The Poker Revolution
Rick Van Hazel | Phoenix, AZ | 02/24/2004
(5 out of 5 stars)

"I first saw Rounders when I had been playing Hold'Em for about 2 years and noticed a big change in the "drop ins" at the tables. (Drop In - A new player that isnt one of the regulars that usually play in a reoccuring game or location) People were throwing out quotes from Teddy KGB, the Russian character played by John Malkovich. I could tell the movie was creating an insurgance of new players to the game. Years later you can play Hold'Em at nearly any table in any casino and say something like 'weaddy ageasieev' and get at least a couple chuckles.Matt Damon plays the main character, Mikey McDermott and Edward Norton his best friend Lester "Worm" Murphy who's freshly released from a prison term that Mikey might have also had to serve if Lester would have given him up. Feeling obligated for the sacrifice his friend made, Mikey trys everything he can to keep Worm out of trouble while attempting to hold together a failing relationship with his girlfriend while juggling law school.

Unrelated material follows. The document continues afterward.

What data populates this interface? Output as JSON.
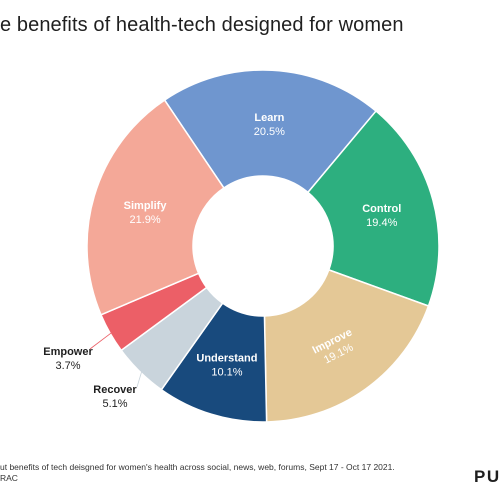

Mikey cant resist the draw of poker and ends up back in the frey of the Rounders again realizing that life is a grind without his true love of poker.Damon portrays the main character brilliantly and Norton was so convincing that I actually felt angry at him for fouling everything all up. Malkovich invents his own odd version of the Russian accent while pulling off the role of Teddy that is completely unforgettable. There's also a great cameo by the 3 time World Series of Poker champion Jonny Chan.Rounders portrays a professional gambler more realistically than I've ever seen it before. From hiding large amounts of cash all over the house to the dark smokey poker rooms hidden away in a basement to ring games at the casino. Amassing large fortunes and getting broke again then back in the same day. The life of gambling is one of extremes, danger and euphoria. People get drawn into it and like a drug become addicted, a small handful end up conquering it and carving out a life for themselves.This movie can almost be attributed to the start of a new revolution of poker players, TV shows like World Poker Tour sprang up, attendance at the World Series of Poker has increased by bounds every year. Though it was an already growing sport, Rounders has been the catalyst to growth and has pulled people into poker like never before."